Someone had to win. Cruel, unfair… yes. But eventually the longest tennis match ever was going to end.
I’ve got to say, these guys looked incredibly fresh coming out of the gates, considering. Were this the start of any other match, I would have been a bit curious, but both had their serves working, and both definitely had all the pieces clicking. Perhaps it’s most fitting that the match came to end in one of the cruelest ways to be broken: after wasting an opportunity.
Fast forward to 68-68. An error from Tree, and a massive forehand winner from Mahut at the centre of the court gives him 0-30. The crowd starts getting louder. Tree takes his time. There’s a serious buzz in the air. Tree then promptly steps to the line to fire his 112th ace. A 135mp/h shot down the tee. Some players rarely serve around that speed, let alone entering the eleventh hour of a match.
Another unreturnable, and more big serving get Tree those precious four points in a row to hold. 68-69. That means a changeover, silly!
And so Mahut was forced to sit down and think about the wasted opportunity. And that’s when the match entered it’s metaphorical and literal eleventh hour.

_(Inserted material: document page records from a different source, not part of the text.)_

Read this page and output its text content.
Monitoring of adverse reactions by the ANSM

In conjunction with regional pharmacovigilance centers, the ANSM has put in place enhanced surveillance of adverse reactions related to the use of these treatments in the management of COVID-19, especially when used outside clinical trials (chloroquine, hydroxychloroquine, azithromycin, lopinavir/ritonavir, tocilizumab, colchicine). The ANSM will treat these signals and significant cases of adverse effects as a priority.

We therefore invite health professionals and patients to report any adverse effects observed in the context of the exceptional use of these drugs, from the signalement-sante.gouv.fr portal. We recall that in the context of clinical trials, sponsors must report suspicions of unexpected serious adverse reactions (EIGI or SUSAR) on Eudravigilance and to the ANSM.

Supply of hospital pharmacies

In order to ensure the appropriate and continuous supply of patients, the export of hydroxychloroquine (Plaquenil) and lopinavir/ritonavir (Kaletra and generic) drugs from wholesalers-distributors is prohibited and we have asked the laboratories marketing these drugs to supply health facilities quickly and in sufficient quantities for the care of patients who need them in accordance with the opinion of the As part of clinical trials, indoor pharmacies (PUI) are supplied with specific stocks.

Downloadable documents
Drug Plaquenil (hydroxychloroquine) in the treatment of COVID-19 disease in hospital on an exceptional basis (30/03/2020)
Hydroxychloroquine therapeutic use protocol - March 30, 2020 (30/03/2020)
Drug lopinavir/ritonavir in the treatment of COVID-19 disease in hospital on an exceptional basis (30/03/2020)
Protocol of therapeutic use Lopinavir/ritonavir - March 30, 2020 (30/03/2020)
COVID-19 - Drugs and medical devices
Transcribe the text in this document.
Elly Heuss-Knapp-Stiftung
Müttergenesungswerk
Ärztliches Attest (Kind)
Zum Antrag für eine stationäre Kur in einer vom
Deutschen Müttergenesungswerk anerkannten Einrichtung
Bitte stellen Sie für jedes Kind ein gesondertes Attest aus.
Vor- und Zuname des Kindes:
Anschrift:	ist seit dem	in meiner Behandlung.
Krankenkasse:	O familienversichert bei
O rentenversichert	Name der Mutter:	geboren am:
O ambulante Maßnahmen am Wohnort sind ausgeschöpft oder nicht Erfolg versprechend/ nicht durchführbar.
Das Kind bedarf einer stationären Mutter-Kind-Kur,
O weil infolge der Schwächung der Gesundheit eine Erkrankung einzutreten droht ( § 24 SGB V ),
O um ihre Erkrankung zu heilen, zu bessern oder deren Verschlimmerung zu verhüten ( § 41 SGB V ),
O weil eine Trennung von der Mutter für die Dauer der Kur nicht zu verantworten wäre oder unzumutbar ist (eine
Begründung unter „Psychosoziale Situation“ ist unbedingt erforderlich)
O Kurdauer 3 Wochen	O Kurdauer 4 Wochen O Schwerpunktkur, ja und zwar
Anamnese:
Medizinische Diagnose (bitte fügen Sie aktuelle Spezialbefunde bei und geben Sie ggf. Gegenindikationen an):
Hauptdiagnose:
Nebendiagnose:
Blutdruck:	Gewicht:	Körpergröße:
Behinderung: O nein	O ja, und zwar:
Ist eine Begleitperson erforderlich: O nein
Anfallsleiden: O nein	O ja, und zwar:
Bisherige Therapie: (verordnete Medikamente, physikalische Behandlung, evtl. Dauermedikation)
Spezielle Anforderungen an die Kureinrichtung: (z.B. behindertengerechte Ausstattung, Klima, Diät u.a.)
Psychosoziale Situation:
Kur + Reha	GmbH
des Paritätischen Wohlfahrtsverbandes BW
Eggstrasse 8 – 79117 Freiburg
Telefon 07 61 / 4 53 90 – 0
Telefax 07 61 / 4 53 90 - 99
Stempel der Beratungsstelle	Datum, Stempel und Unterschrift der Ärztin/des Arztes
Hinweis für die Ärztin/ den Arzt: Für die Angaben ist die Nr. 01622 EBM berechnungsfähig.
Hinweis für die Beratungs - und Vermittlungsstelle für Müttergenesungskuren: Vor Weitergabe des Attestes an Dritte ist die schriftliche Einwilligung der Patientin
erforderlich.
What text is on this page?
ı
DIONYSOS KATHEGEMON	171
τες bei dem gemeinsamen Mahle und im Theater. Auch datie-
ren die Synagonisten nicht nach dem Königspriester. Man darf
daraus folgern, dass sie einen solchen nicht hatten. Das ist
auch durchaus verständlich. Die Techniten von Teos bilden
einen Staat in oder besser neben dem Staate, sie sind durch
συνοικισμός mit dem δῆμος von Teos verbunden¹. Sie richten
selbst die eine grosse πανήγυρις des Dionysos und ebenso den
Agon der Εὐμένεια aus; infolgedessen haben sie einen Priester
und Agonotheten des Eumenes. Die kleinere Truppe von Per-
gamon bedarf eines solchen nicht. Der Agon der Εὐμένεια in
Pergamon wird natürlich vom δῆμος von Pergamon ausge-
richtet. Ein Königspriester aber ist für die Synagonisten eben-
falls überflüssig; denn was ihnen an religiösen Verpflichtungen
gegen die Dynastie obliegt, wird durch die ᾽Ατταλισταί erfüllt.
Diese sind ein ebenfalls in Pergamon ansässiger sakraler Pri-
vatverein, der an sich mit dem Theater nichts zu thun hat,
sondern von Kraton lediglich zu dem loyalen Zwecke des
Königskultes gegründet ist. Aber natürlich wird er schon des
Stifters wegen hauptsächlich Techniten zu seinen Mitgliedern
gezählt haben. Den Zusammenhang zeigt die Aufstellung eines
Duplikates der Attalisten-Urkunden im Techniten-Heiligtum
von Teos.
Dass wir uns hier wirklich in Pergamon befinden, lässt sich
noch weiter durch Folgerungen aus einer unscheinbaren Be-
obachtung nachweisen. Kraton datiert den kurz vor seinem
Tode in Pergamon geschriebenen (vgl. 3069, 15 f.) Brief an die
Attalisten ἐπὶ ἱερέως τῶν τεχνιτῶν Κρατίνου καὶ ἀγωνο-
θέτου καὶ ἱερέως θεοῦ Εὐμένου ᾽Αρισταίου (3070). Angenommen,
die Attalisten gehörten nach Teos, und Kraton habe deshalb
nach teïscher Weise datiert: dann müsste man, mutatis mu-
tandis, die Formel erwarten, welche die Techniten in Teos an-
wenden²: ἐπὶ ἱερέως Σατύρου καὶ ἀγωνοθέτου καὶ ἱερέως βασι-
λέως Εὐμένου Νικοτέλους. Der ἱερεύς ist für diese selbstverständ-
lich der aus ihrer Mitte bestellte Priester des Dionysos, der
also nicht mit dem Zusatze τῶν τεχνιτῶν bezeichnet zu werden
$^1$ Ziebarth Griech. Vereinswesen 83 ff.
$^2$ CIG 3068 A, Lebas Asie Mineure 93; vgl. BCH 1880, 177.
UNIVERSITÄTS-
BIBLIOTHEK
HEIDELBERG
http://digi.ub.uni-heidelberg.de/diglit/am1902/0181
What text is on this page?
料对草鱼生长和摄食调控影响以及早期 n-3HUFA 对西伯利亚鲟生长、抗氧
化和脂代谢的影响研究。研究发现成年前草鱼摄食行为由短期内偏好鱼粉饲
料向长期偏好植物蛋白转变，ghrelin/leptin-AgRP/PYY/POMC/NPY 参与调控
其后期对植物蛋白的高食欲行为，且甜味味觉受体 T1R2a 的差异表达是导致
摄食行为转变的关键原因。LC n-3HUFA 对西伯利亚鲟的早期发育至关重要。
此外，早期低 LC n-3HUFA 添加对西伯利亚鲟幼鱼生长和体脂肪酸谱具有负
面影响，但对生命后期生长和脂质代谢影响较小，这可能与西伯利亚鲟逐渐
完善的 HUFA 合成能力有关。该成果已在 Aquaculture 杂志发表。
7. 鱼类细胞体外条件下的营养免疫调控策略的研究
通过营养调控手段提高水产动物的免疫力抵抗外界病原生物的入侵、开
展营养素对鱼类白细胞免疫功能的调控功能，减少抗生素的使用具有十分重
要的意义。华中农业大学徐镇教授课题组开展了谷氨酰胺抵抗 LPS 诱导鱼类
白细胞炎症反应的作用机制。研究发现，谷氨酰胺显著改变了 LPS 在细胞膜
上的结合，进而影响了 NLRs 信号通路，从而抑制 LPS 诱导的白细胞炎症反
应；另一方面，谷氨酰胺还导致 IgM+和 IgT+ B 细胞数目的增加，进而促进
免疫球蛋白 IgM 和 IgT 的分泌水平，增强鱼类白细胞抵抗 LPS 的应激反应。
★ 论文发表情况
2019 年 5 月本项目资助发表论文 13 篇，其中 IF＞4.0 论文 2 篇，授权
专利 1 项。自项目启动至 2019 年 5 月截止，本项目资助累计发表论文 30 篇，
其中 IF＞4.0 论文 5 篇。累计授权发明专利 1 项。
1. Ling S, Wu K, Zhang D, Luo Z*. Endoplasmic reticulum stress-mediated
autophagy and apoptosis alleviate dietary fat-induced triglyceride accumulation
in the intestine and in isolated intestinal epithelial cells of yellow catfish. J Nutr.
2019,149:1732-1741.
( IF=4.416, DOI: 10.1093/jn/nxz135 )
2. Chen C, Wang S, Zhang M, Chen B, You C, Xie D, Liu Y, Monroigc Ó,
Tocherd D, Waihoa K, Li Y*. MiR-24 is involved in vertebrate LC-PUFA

It was going to be a mental lapse, it had to be. For Mahut, it was a botched drop shot at 15-15 that would have been a winner even if it was the worst drop shot he had ever played. Tree was badly out of position behind the baseline and falling over. Instead he rushed it, and plopped it into the net. A massive winner from Tree gave him match point, and he didn’t waste it, firing a cross-court winner past Mahut at the net.
“The guy is an absolute warrior. It stinks someone had to lose. To be able to share this day with him was an absolute honor.”
Warm fuzzies. I’ve always been a Tree fan, I think it’s pretty obvious in my writing (and Twitter feed). He just seems like a solid, likable guy. I also like his game. He’s a big server, sure, but there’s other aspects to his game. He’s also able to do one of my most favourite of things, in smacking a huge serve that’s returned halfway, and then stepping up and hammering it for a forehand winner.
Does he have a chance for the rest of the tournament? Who knows. He’s been holding serve for more than 80 games in a row now.